Los vecinos a quienes Enrique había ayudado comenzaron a llegar por sus cosas... para llevarlas nuevamente a su casa: en la orilla del río... Sabían que aún había amenazas de que la lluvia continuaría pero no tenían otro lugar donde llevar todo. A pesar de la tristeza y la desesperación, no dejaban de agradecernos por haberlos ayudado.
Tardamos más de 5 horas en terminar de limpiar todo. A esa hora, vimos con emoción cómo empezaban a llegar a la colonia autos particulares con gente que venía a repartir ropa, pañales, comida y cobijas para la gente que lo necesitara. No eran autos nuevos, no era la gente rica... eran coches viejos, gente humilde que había corrido con mejor suerte esta vez y querían ayudar a los demás. Es en esos momentos cuando uno recupera la confianza en el género humano.

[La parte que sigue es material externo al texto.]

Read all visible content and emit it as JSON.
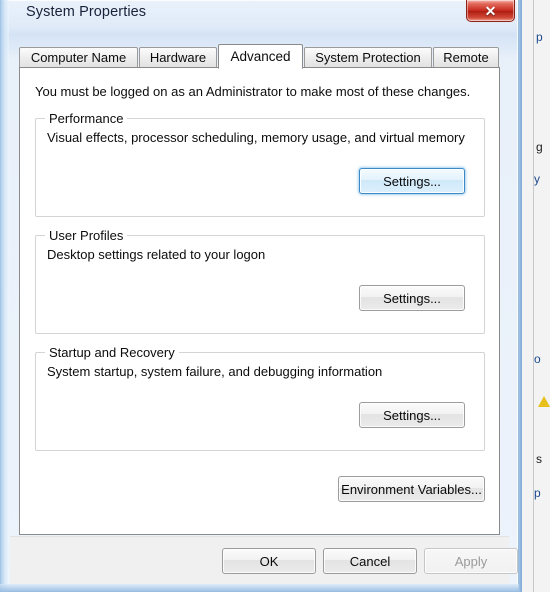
{
  "window": {
    "title": "System Properties",
    "close_label": "✕"
  },
  "tabs": [
    {
      "label": "Computer Name",
      "active": false
    },
    {
      "label": "Hardware",
      "active": false
    },
    {
      "label": "Advanced",
      "active": true
    },
    {
      "label": "System Protection",
      "active": false
    },
    {
      "label": "Remote",
      "active": false
    }
  ],
  "panel": {
    "admin_note": "You must be logged on as an Administrator to make most of these changes.",
    "groups": [
      {
        "label": "Performance",
        "description": "Visual effects, processor scheduling, memory usage, and virtual memory",
        "button_label": "Settings...",
        "button_focused": true
      },
      {
        "label": "User Profiles",
        "description": "Desktop settings related to your logon",
        "button_label": "Settings...",
        "button_focused": false
      },
      {
        "label": "Startup and Recovery",
        "description": "System startup, system failure, and debugging information",
        "button_label": "Settings...",
        "button_focused": false
      }
    ],
    "environment_variables_label": "Environment Variables..."
  },
  "footer": {
    "ok_label": "OK",
    "cancel_label": "Cancel",
    "apply_label": "Apply",
    "apply_disabled": true
  },
  "background": {
    "fragments": [
      {
        "text": "p",
        "color": "blue"
      },
      {
        "text": "g",
        "color": "dark"
      },
      {
        "text": "y",
        "color": "blue"
      },
      {
        "text": "o",
        "color": "blue"
      },
      {
        "text": "s",
        "color": "dark"
      },
      {
        "text": "p",
        "color": "blue"
      }
    ]
  },
  "colors": {
    "accent_blue": "#3c8ac8",
    "close_red": "#c5271a",
    "panel_white": "#ffffff",
    "footer_gray": "#f0f0f0",
    "glass_blue": "#d4e3f5"
  }
}
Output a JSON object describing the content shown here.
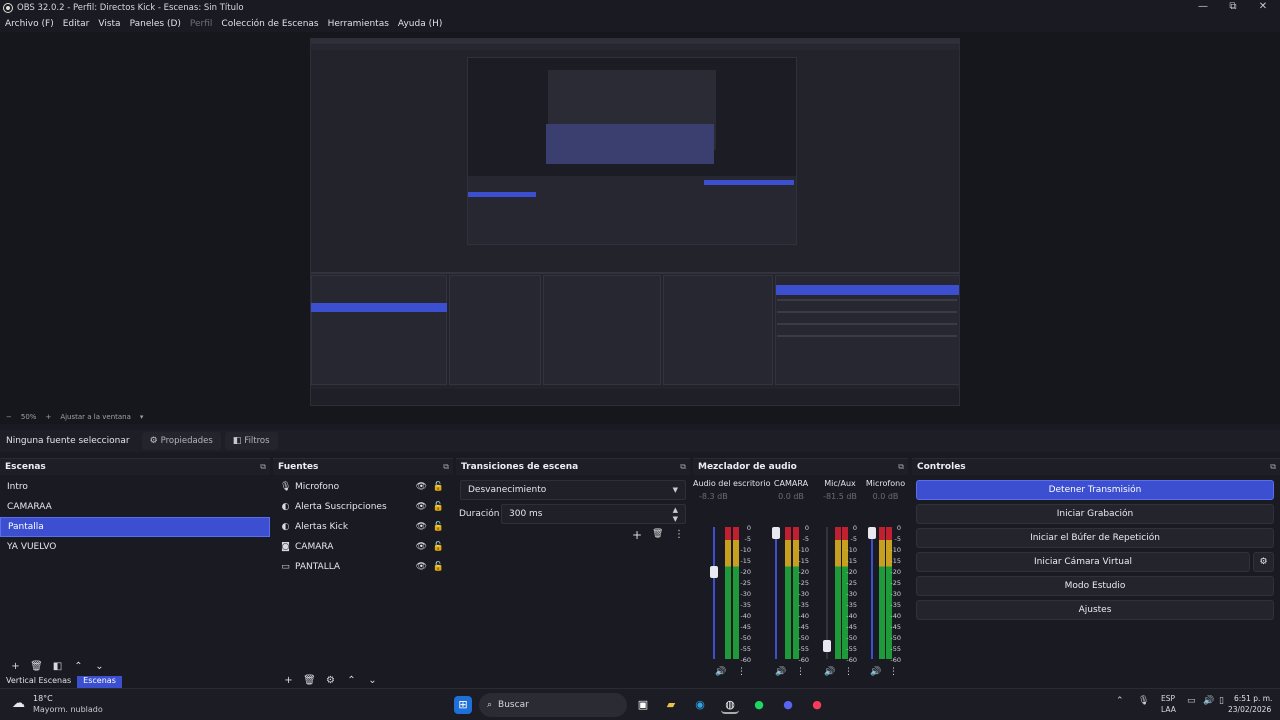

Siempre me había tocado ver en las noticias escenas de desastres como este, pero nunca me había tocado vivirlo tan de cerca, tan en carne propia. La tragedia aún no termina, hoy entró un frente frío y hay amenaza de otro huracán más. Sólo en San Cristóbal hay miles de damnificados. Comunidades como Yajalón y Chenalhó (cerca de San Cristóbal) prácticamente desaparecieron del mapa y permanecen incomunicadas.
Ayer una amiga me preguntó si no había considerado salirme de San Cristóbal antes de que pasen más cosas. ¡Nunca! Este es ahora mi pueblo y mientras pueda seguir ayudando lo voy a seguir haciendo. No tendré muchos recursos materiales para compartir, pero mis manos seguirán ayudando a limpiar; mis pies seguirán jugando rondas con los niños; mi voz y mis ojos seguirán siendo testigo de todo lo que pasa aquí.